Bénévole à la Maison des Femmes de Saint-Denis, j’ai découvert en quelques semaines un monde dont je ne soupçonnais pas la violence.
Lundi 2 janvier, 7 h30.
A mesure que les stations de métro de la ligne 7 défilent, je me demande ce que je fais là. J’aurais pu être à la plage, à la montagne ou bien dans mon lit à dormir quelques heures de plus. Après tout, j’avais un mois de vacances.
Les violences faites aux femmes, ça me connaît. Enfin, je connais plutôt. Une femme violée toutes les sept minutes. 220 000 femmes victimes de violences conjugales.
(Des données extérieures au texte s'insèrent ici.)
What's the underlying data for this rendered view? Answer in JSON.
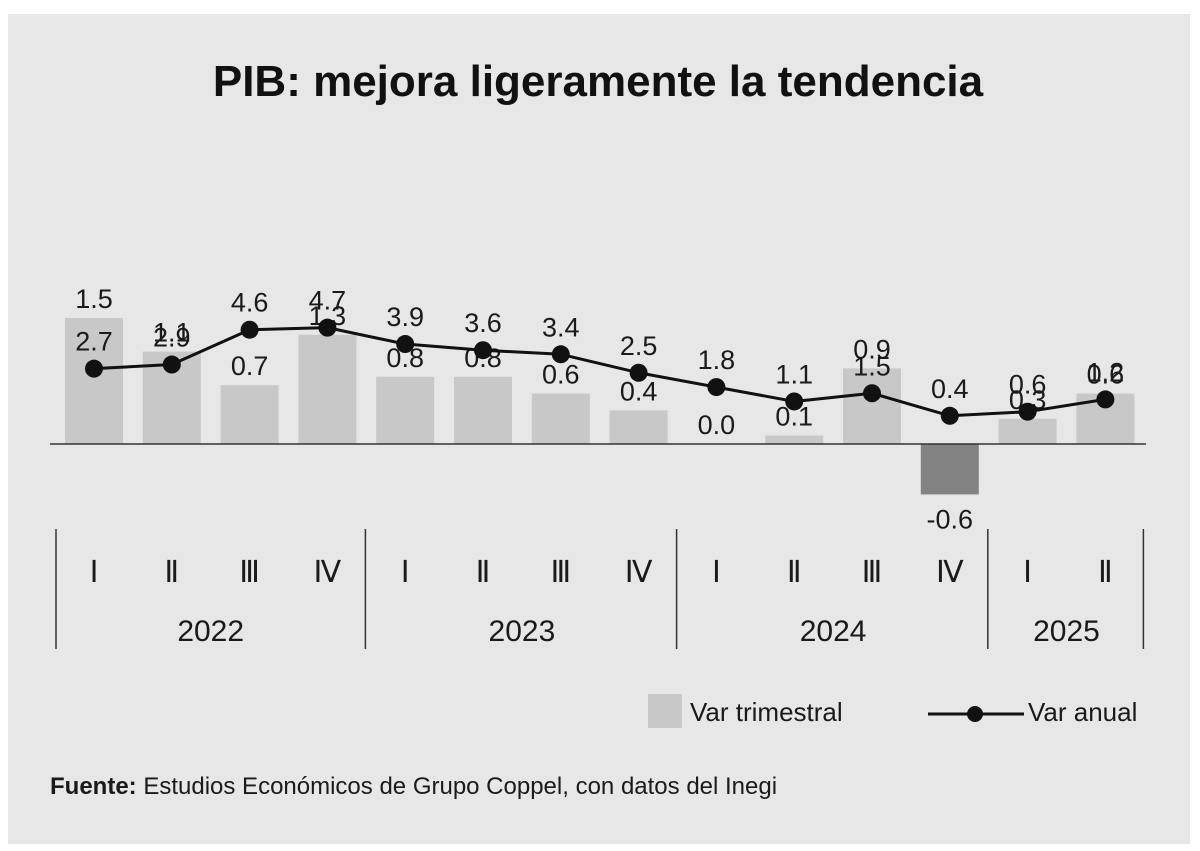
{
  "chart_data": {
    "type": "bar+line",
    "title": "PIB: mejora ligeramente la tendencia",
    "quarter_labels": [
      "Ⅰ",
      "Ⅱ",
      "Ⅲ",
      "Ⅳ",
      "Ⅰ",
      "Ⅱ",
      "Ⅲ",
      "Ⅳ",
      "Ⅰ",
      "Ⅱ",
      "Ⅲ",
      "Ⅳ",
      "Ⅰ",
      "Ⅱ"
    ],
    "years": [
      {
        "label": "2022",
        "count": 4
      },
      {
        "label": "2023",
        "count": 4
      },
      {
        "label": "2024",
        "count": 4
      },
      {
        "label": "2025",
        "count": 2
      }
    ],
    "series": [
      {
        "name": "Var trimestral",
        "kind": "bar",
        "color": "#c8c8c8",
        "negative_color": "#838383",
        "values": [
          1.5,
          1.1,
          0.7,
          1.3,
          0.8,
          0.8,
          0.6,
          0.4,
          0.0,
          0.1,
          0.9,
          -0.6,
          0.3,
          0.6
        ],
        "labels": [
          "1.5",
          "1.1",
          "0.7",
          "1.3",
          "0.8",
          "0.8",
          "0.6",
          "0.4",
          "0.0",
          "0.1",
          "0.9",
          "-0.6",
          "0.3",
          "0.6"
        ]
      },
      {
        "name": "Var anual",
        "kind": "line",
        "color": "#111111",
        "values": [
          2.7,
          2.9,
          4.6,
          4.7,
          3.9,
          3.6,
          3.4,
          2.5,
          1.8,
          1.1,
          1.5,
          0.4,
          0.6,
          1.2
        ],
        "labels": [
          "2.7",
          "2.9",
          "4.6",
          "4.7",
          "3.9",
          "3.6",
          "3.4",
          "2.5",
          "1.8",
          "1.1",
          "1.5",
          "0.4",
          "0.6",
          "1.2"
        ]
      }
    ]
  },
  "legend": {
    "bar_label": "Var trimestral",
    "line_label": "Var anual",
    "position": "bottom-right"
  },
  "source": {
    "bold": "Fuente:",
    "text": " Estudios Económicos de Grupo Coppel, con datos del Inegi"
  },
  "colors": {
    "background": "#e7e7e7",
    "bar": "#c8c8c8",
    "bar_negative": "#838383",
    "line": "#111111"
  }
}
Une femme tuée tous les trois jours par son compagnon. Je vous assure, je connais tout ça sur le bout des doigts. Je finis tout juste un stage de six mois dans le cabinet de la Ministre des Droits des Femmes auprès de la conseillère chargée des violences faites aux femmes. Les chiffres-clés, c’est important. C’est le seul moyen de faire comprendre aux autres, de les faire réagir. Et puis, c’est joli dans un discours. Ça donne un ton dramatique. Ça fait taire les gens.
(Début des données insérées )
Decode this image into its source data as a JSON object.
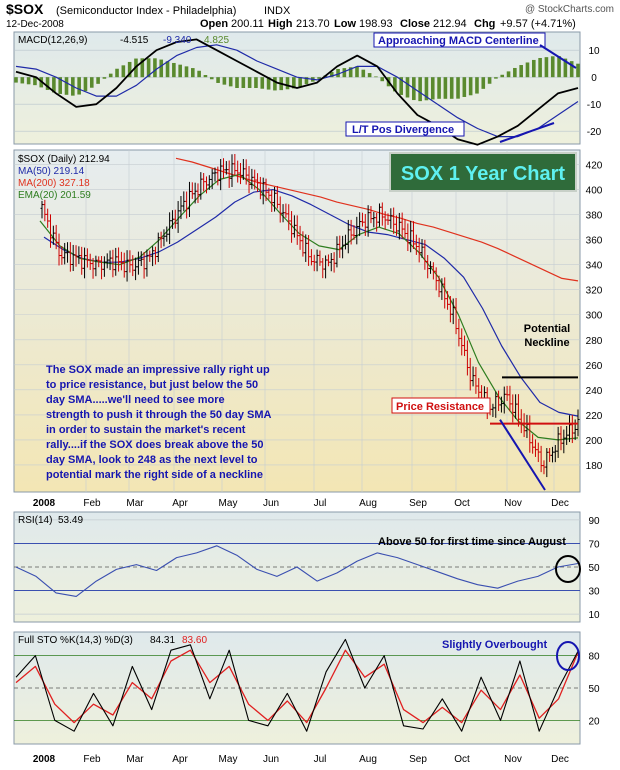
{
  "header": {
    "symbol": "$SOX",
    "description": "(Semiconductor Index - Philadelphia)",
    "exchange": "INDX",
    "watermark": "@ StockCharts.com",
    "date": "12-Dec-2008",
    "quote_labels": {
      "open": "Open",
      "high": "High",
      "low": "Low",
      "close": "Close",
      "chg": "Chg"
    },
    "quote": {
      "open": "200.11",
      "high": "213.70",
      "low": "198.93",
      "close": "212.94",
      "chg": "+9.57 (+4.71%)"
    }
  },
  "colors": {
    "price_up": "#000000",
    "price_down": "#cc0000",
    "ma50": "#1f2aa8",
    "ma200": "#e0321e",
    "ema20": "#2e7d1f",
    "macd_line": "#000000",
    "macd_signal": "#1f2aa8",
    "macd_hist": "#5a8a2e",
    "rsi_line": "#3a4fb0",
    "sto_k": "#000000",
    "sto_d": "#e02020",
    "annotation_blue": "#1515b0",
    "annotation_red": "#d01010",
    "title_box_bg": "#2f6b3a",
    "title_box_text": "#5ef0f0"
  },
  "chart_data": [
    {
      "type": "line",
      "panel": "macd",
      "legend_label": "MACD(12,26,9)",
      "series": [
        {
          "name": "MACD",
          "value": "-4.515"
        },
        {
          "name": "Signal",
          "value": "-9.340"
        },
        {
          "name": "Histogram",
          "value": "4.825"
        }
      ],
      "y_ticks": [
        "10",
        "0",
        "-10",
        "-20"
      ],
      "ylim": [
        -24,
        16
      ],
      "macd": [
        2,
        0,
        -6,
        -11,
        -10,
        -4,
        4,
        10,
        13,
        14,
        10,
        6,
        2,
        -2,
        -4,
        -2,
        4,
        8,
        4,
        -6,
        -14,
        -18,
        -23,
        -25,
        -22,
        -18,
        -12,
        -6,
        -4
      ],
      "signal": [
        4,
        3,
        0,
        -4,
        -7,
        -7,
        -3,
        3,
        8,
        11,
        12,
        10,
        6,
        3,
        0,
        -1,
        1,
        4,
        4,
        0,
        -5,
        -10,
        -15,
        -19,
        -22,
        -22,
        -19,
        -14,
        -9
      ],
      "annotations": [
        {
          "text": "Approaching MACD Centerline"
        },
        {
          "text": "L/T Pos Divergence"
        }
      ]
    },
    {
      "type": "line",
      "panel": "price",
      "title": "SOX 1 Year Chart",
      "legend": [
        {
          "key": "price",
          "text": "$SOX (Daily) 212.94"
        },
        {
          "key": "ma50",
          "text": "MA(50) 219.14"
        },
        {
          "key": "ma200",
          "text": "MA(200) 327.18"
        },
        {
          "key": "ema20",
          "text": "EMA(20) 201.59"
        }
      ],
      "x_labels": [
        "2008",
        "Feb",
        "Mar",
        "Apr",
        "May",
        "Jun",
        "Jul",
        "Aug",
        "Sep",
        "Oct",
        "Nov",
        "Dec"
      ],
      "y_ticks": [
        420,
        400,
        380,
        360,
        340,
        320,
        300,
        280,
        260,
        240,
        220,
        200,
        180
      ],
      "ylim": [
        160,
        430
      ],
      "price": [
        385,
        348,
        345,
        340,
        343,
        338,
        345,
        368,
        390,
        405,
        415,
        415,
        405,
        392,
        370,
        345,
        340,
        360,
        375,
        380,
        370,
        355,
        330,
        300,
        250,
        225,
        235,
        210,
        180,
        200,
        213
      ],
      "ma50": [
        362,
        352,
        345,
        342,
        342,
        345,
        350,
        358,
        368,
        378,
        390,
        398,
        400,
        395,
        388,
        380,
        372,
        366,
        364,
        360,
        356,
        345,
        330,
        305,
        275,
        250,
        230,
        222,
        219
      ],
      "ma200": [
        425,
        422,
        418,
        414,
        410,
        406,
        403,
        400,
        397,
        394,
        390,
        387,
        384,
        380,
        377,
        373,
        370,
        366,
        362,
        358,
        353,
        347,
        341,
        335,
        329,
        327
      ],
      "ema20": [
        375,
        355,
        345,
        342,
        340,
        346,
        360,
        378,
        395,
        408,
        412,
        400,
        382,
        365,
        355,
        352,
        364,
        370,
        365,
        350,
        330,
        300,
        262,
        235,
        215,
        202,
        200,
        201.59
      ],
      "annotations": [
        {
          "text": "The SOX made an impressive rally right up to price resistance, but just below the 50 day SMA.....we'll need to see more strength to push it through the 50 day SMA in order to sustain the market's recent rally....if the SOX does break above the 50 day SMA, look to 248 as the next level to potential mark the right side of a neckline"
        },
        {
          "text": "Potential Neckline",
          "level": 250
        },
        {
          "text": "Price Resistance",
          "level": 213
        }
      ]
    },
    {
      "type": "line",
      "panel": "rsi",
      "legend_label": "RSI(14)",
      "current": "53.49",
      "y_ticks": [
        "90",
        "70",
        "50",
        "30",
        "10"
      ],
      "ylim": [
        5,
        95
      ],
      "values": [
        50,
        42,
        28,
        25,
        38,
        48,
        52,
        47,
        58,
        62,
        68,
        60,
        48,
        42,
        50,
        38,
        45,
        55,
        62,
        58,
        52,
        46,
        40,
        35,
        32,
        38,
        42,
        50,
        53
      ],
      "annotation": "Above 50 for first time since August"
    },
    {
      "type": "line",
      "panel": "stochastic",
      "legend_label": "Full STO %K(14,3) %D(3)",
      "k_value": "84.31",
      "d_value": "83.60",
      "y_ticks": [
        "80",
        "50",
        "20"
      ],
      "ylim": [
        0,
        100
      ],
      "x_labels": [
        "2008",
        "Feb",
        "Mar",
        "Apr",
        "May",
        "Jun",
        "Jul",
        "Aug",
        "Sep",
        "Oct",
        "Nov",
        "Dec"
      ],
      "k": [
        60,
        80,
        20,
        10,
        45,
        15,
        70,
        30,
        85,
        90,
        40,
        85,
        20,
        15,
        45,
        10,
        65,
        95,
        50,
        80,
        15,
        12,
        40,
        10,
        60,
        20,
        75,
        10,
        50,
        84
      ],
      "d": [
        55,
        70,
        35,
        18,
        35,
        25,
        55,
        40,
        75,
        85,
        55,
        70,
        35,
        20,
        38,
        18,
        50,
        85,
        60,
        72,
        30,
        18,
        32,
        18,
        48,
        30,
        62,
        22,
        40,
        83
      ],
      "annotation": "Slightly Overbought"
    }
  ]
}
Le tramway arrive. Je n’ai jamais pris le tramway, c’est drôle. Les gens se bousculent. Les odeurs fétides du matin se mélangent aux eaux de parfum vidées. Saint-Denis se réveille. En fait, je ne suis plus bien sûre que ce soit très drôle. Alice, mais qu’est-ce-que tu fais là ? Je veux lutter contre les violences faites aux femmes. J’ai beaucoup appris pendant six mois. J’ai compté le nombre de viols déclarés et le nombre de plaintes déposées, j’ai compté le nombre de victimes recensées et le nombre d’agresseurs condamnés. Je n’ai pas oublié de compter les victimes de mutilations sexuelles féminines ou de mariages forcés ; je n’ai pas oublié les personnes prostituées. Je n’ai pas oublié les enfants, je n’ai pas oublié les mères, je n’ai pas oublié les belles sœurs, les cousines, les camarades de classe. J’ai compté et on a cherché des solutions. Plus de places d’hébergement d’urgence, plus de professionnel-le-s formé-e-s, des dépôts de plainte facilités.
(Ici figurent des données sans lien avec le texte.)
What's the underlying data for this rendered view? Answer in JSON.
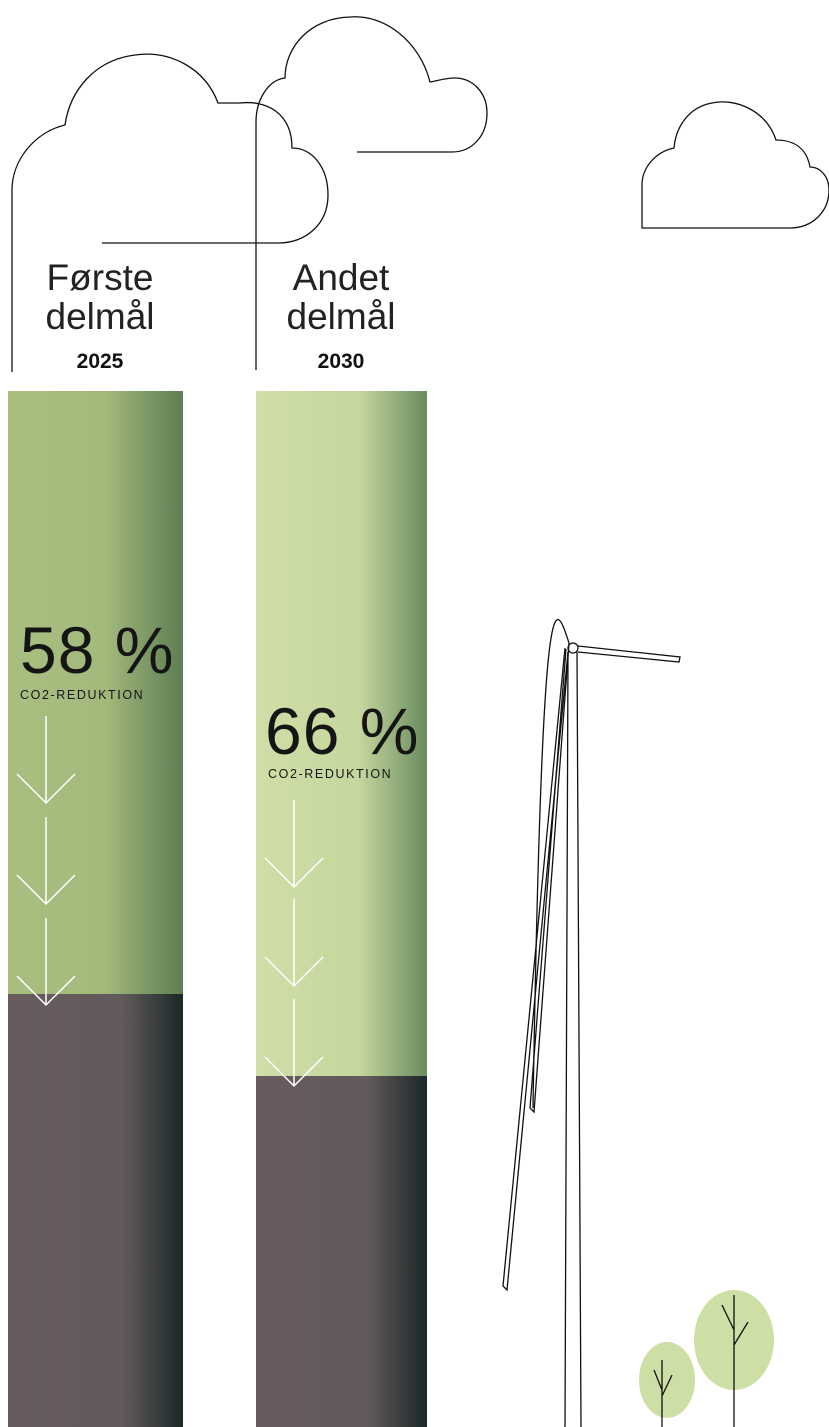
{
  "goals": [
    {
      "title_line1": "Første",
      "title_line2": "delmål",
      "year": "2025"
    },
    {
      "title_line1": "Andet",
      "title_line2": "delmål",
      "year": "2030"
    }
  ],
  "chart_data": {
    "type": "bar",
    "categories": [
      "2025",
      "2030"
    ],
    "series": [
      {
        "values": [
          58,
          66
        ]
      }
    ],
    "data_labels": [
      "58 %",
      "66 %"
    ],
    "value_caption": "CO2-REDUKTION",
    "ylim": [
      0,
      100
    ],
    "grid": false,
    "colors": {
      "reduction_2025": "#aec285",
      "reduction_2030": "#cfdea7",
      "remaining": "#655a5c",
      "edge_dark": "#1f2a2a"
    }
  },
  "illustrations": [
    "cloud-icon",
    "cloud-icon",
    "cloud-icon",
    "wind-turbine-icon",
    "tree-icon",
    "tree-icon"
  ]
}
Alors oui, une femme est violée toutes les sept minutes. Mais la parole se libère. Elle se libère pour dénoncer les violences dont sont victimes les femmes chaque jour, au travail, à l’école, dans les transports en commun, dans leur couple. « Je n’accepte plus les choses que je ne peux pas changer. Je change les choses que je ne peux pas accepter. » (1) J’ai 22 ans et je suis (peut-être naïvement) déterminée à changer le monde, à ma manière au moins. C’est pour ça que je suis là. Je n’ai pas peur. Je n’ai pas peur parce que je sais ce qui m’attend. Je l’ai lu dans les livres. "Mais la vraie vie, ce ne sont pas les livres ma petite."